E’ facile presumere che qualsiasi paese che non impone un’imposta sul reddito sarà sottofinanziato. Questo non avviene se la nazione ha una fonte primaria di reddito alternativa. Al mondo ci sono 23 Paesi in cui non ci sono tasse sul reddito, sei di questi sono ricchi di riserve di petrolio greggio. Inoltre, solo perché questi paesi non applicano imposte sul reddito non significa che offrono una vita esentasse. Le Bahamas, ad esempio, ricavano le proprie entrate fiscali da imposte sul valore aggiunto, tasse sulla proprietà immobiliare, tasse sui casinò, dazi all’importazione, tasse di bollo e diritti di licenza.

Elenco dei paesi senza imposte sul reddito

 Di seguito sono riportati tutti i 23 paesi che non applicano imposte sul reddito ai propri cittadini e residenti:

Bahrein

  • Regione: Medio Oriente

Un tempo protettorato britannico, l’arcipelago presenta un’economia diversificata. Mentre il petrolio e il gas naturale costituiscono l’85% delle entrate di bilancio del paese, il Bahrain ha anche un importante settore dell’ospitalità e della vendita al dettaglio. Tuttavia, occasionali conflitti tra manifestanti e forze di sicurezza si verificano a seguito di disordini politici in corso.

Per acquisire un permesso di soggiorno in Bahrain, bisogna essere pronti a presentare diversi moduli e pagare una somma considerevole. Gli espatriati dovranno investire un minimo di 100.000 BD (o $ 265.246,70) o acquistare proprietà del valore di almeno 50.000 BD (o $ 132.623,35). I candidati dovranno inoltre guadagnare un reddito mensile di almeno 500 BD (o $ 1.326,23) e disporre di un deposito fisso fino a 15.000 BD (o $ 39.787,01).

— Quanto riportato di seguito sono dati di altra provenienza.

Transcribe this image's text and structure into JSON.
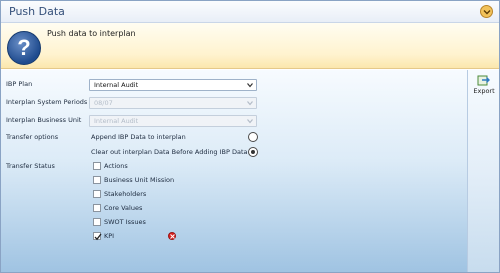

In alternativa, i lavoratori stranieri che ricevono un visto di lavoro da un datore di lavoro locale hanno diritto a un permesso di soggiorno. Detto datore di lavoro è responsabile dell’organizzazione delle pratiche burocratiche necessarie.  C’è anche un permesso di soggiorno per persone a carico per chi è sposato con un cittadino del Bahrein, anche se questo dovrà essere richiesto dal loro datore di lavoro.

Bermuda

  • Regione: Oceano Atlantico settentrionale

Le Bermuda sono uno dei tanti territori britannici d’oltremare che non riscuotono un’imposta sul reddito, sebbene siano i più antichi e popolosi. The Rock ha una lunga storia di turismo, che risale all’epoca vittoriana. Tuttavia, nonostante il turismo rappresenti una quota molto maggiore dell’occupazione, l’85% del PIL delle Bermuda proviene dal settore assicurativo e da altri servizi finanziari.

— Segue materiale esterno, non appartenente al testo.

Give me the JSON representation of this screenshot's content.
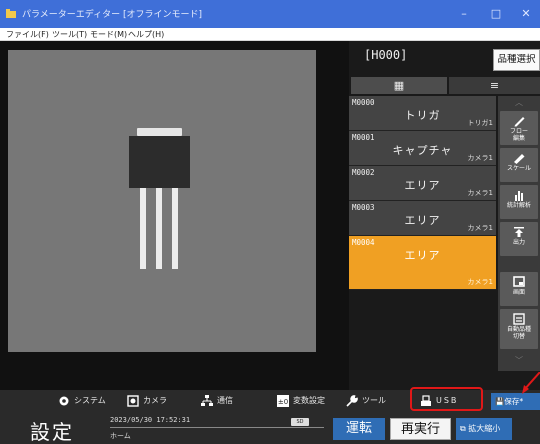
{
  "window": {
    "title": "パラメーターエディター [オフラインモード]",
    "buttons": {
      "minimize": "–",
      "maximize": "□",
      "close": "✕"
    }
  },
  "menu": {
    "file": "ファイル(F)",
    "tool": "ツール(T)",
    "mode": "モード(M)",
    "help": "ヘルプ(H)"
  },
  "header": {
    "program_id": "[H000]",
    "product_select": "品種選択"
  },
  "view_tabs": {
    "grid": "▦",
    "list": "≡"
  },
  "flow_items": [
    {
      "code": "M0000",
      "name": "トリガ",
      "sub": "トリガ1",
      "selected": false
    },
    {
      "code": "M0001",
      "name": "キャプチャ",
      "sub": "カメラ1",
      "selected": false
    },
    {
      "code": "M0002",
      "name": "エリア",
      "sub": "カメラ1",
      "selected": false
    },
    {
      "code": "M0003",
      "name": "エリア",
      "sub": "カメラ1",
      "selected": false
    },
    {
      "code": "M0004",
      "name": "エリア",
      "sub": "カメラ1",
      "selected": true
    }
  ],
  "side_toolbar": {
    "scroll_up": "︿",
    "scroll_down": "﹀",
    "items": [
      {
        "label": "フロー\n編集",
        "icon": "pencil-icon"
      },
      {
        "label": "スケール",
        "icon": "ruler-icon"
      },
      {
        "label": "統計解析",
        "icon": "bar-chart-icon"
      },
      {
        "label": "出力",
        "icon": "output-icon"
      },
      {
        "label": "画面",
        "icon": "screen-icon"
      },
      {
        "label": "自動品種\n切替",
        "icon": "auto-switch-icon"
      }
    ]
  },
  "bottom_tabs": {
    "system": "システム",
    "camera": "カメラ",
    "comm": "通信",
    "variable": "変数設定",
    "tool": "ツール",
    "usb": "USB",
    "save": "保存*"
  },
  "status": {
    "mode": "設定",
    "datetime": "2023/05/30 17:52:31",
    "page": "ホーム",
    "sd": "SD"
  },
  "actions": {
    "run": "運転",
    "rerun": "再実行",
    "zoom": "拡大縮小"
  },
  "colors": {
    "titlebar": "#3f6fd8",
    "selected_item": "#f0a023",
    "accent_blue": "#2f6db5",
    "highlight_red": "#e01818"
  }
}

Oltre a sposare un locale, puoi ricevere un certificato di residente permanente, che può richiedere un periodo di residenza precedente fino a 10 anni e una commissione di $ 50.000.   È anche possibile accedere attraverso diversi permessi di lavoro, in particolare il permesso di lavoro per nuove imprese, il permesso di lavoro per imprenditori globali e il permesso di lavoro globale, sebbene quest’ultimo sia valido solo per un periodo di tempo limitato.

Isole Vergini Britanniche

  • Regione: Indie occidentali

Le Isole Vergini britanniche sono un altro paese caraibico fortemente dipendente dal turismo, che rappresenta circa il 45% del reddito nazionale. L’allevamento del bestiame è l’attività agricola più importante, poiché la scarsa qualità del suolo limita il potenziale di coltivazione. Il dollaro USA è la valuta legale nelle Isole Vergini britanniche dal 1959, poiché la sua economia è strettamente legata alle più popolose Isole Vergini americane.

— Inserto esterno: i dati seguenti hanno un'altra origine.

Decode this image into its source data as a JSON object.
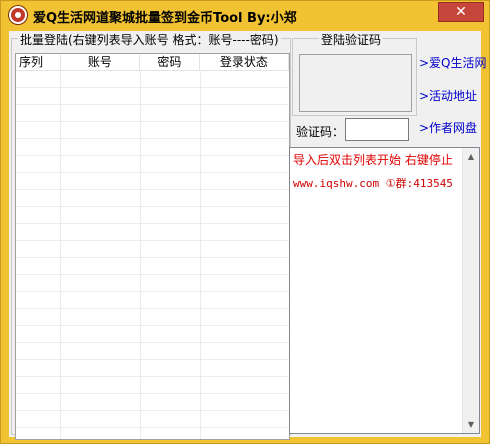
{
  "window": {
    "title": "爱Q生活网道聚城批量签到金币Tool    By:小郑",
    "close_glyph": "✕"
  },
  "account_group": {
    "legend": "批量登陆(右键列表导入账号 格式：账号----密码)",
    "columns": [
      "序列",
      "账号",
      "密码",
      "登录状态"
    ]
  },
  "captcha_group": {
    "legend": "登陆验证码",
    "input_label": "验证码：",
    "input_value": ""
  },
  "links": [
    {
      "label": ">爱Q生活网"
    },
    {
      "label": ">活动地址"
    },
    {
      "label": ">作者网盘"
    }
  ],
  "log": {
    "line1": "导入后双击列表开始 右键停止",
    "line2": "www.iqshw.com ①群:413545"
  },
  "colors": {
    "title_bar": "#f1c232",
    "close_button": "#c7463c",
    "link": "#0000cc",
    "log_text": "#e00000"
  },
  "icons": {
    "app": "app-logo-icon",
    "close": "close-icon",
    "scroll_up": "scroll-up-arrow-icon",
    "scroll_down": "scroll-down-arrow-icon"
  }
}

Per diventare un residente permanente, una persona deve risiedere nelle Isole Vergini britanniche per un periodo di 20 anni. Devono quindi presentare un modulo di residenza di persona al governo del dipartimento dell’immigrazione delle Isole britanniche.

Brunei

  • Regione: Sud-est asiatico

Come il Bahrein, il Brunei deve gran parte della sua prosperità economica ai suoi numerosi giacimenti di petrolio e gas naturale, che rappresentano il 65% del suo PIL. Ciò consente al governo del Brunei di fornire servizi medici gratuiti e istruzione gratuita fino al livello universitario. La Casa di Bolkiah, la famiglia reale del Brunei, è rimasta al potere in Brunei per più di sei secoli.

Può essere molto difficile acquisire un permesso di soggiorno permanente per il Brunei, che in genere richiede il superamento di severi test sulla cultura, i costumi e la lingua locali.

Città del Vaticano

  • Regione: Europa occidentale

L’economia della Santa Sede (il governo mondiale della Chiesa cattolica) è sostenuta principalmente attraverso investimenti, entrate immobiliari e donazioni. Lo stato separato della Città del Vaticano è un’area murata di 121 acri all’interno della città di Roma.   La Città del Vaticano se la cava con la vendita di francobolli, monete, medaglie e altri cimeli turistici, i biglietti d’ingresso ai musei e le vendite di pubblicazioni. Nel febbraio 2014, nell’ambito di una campagna di riforma delle finanze della Santa Sede a causa di un crescente deficit, è stata creata la Segreteria dell’Economia per sovrintendere alle operazioni finanziarie e amministrative.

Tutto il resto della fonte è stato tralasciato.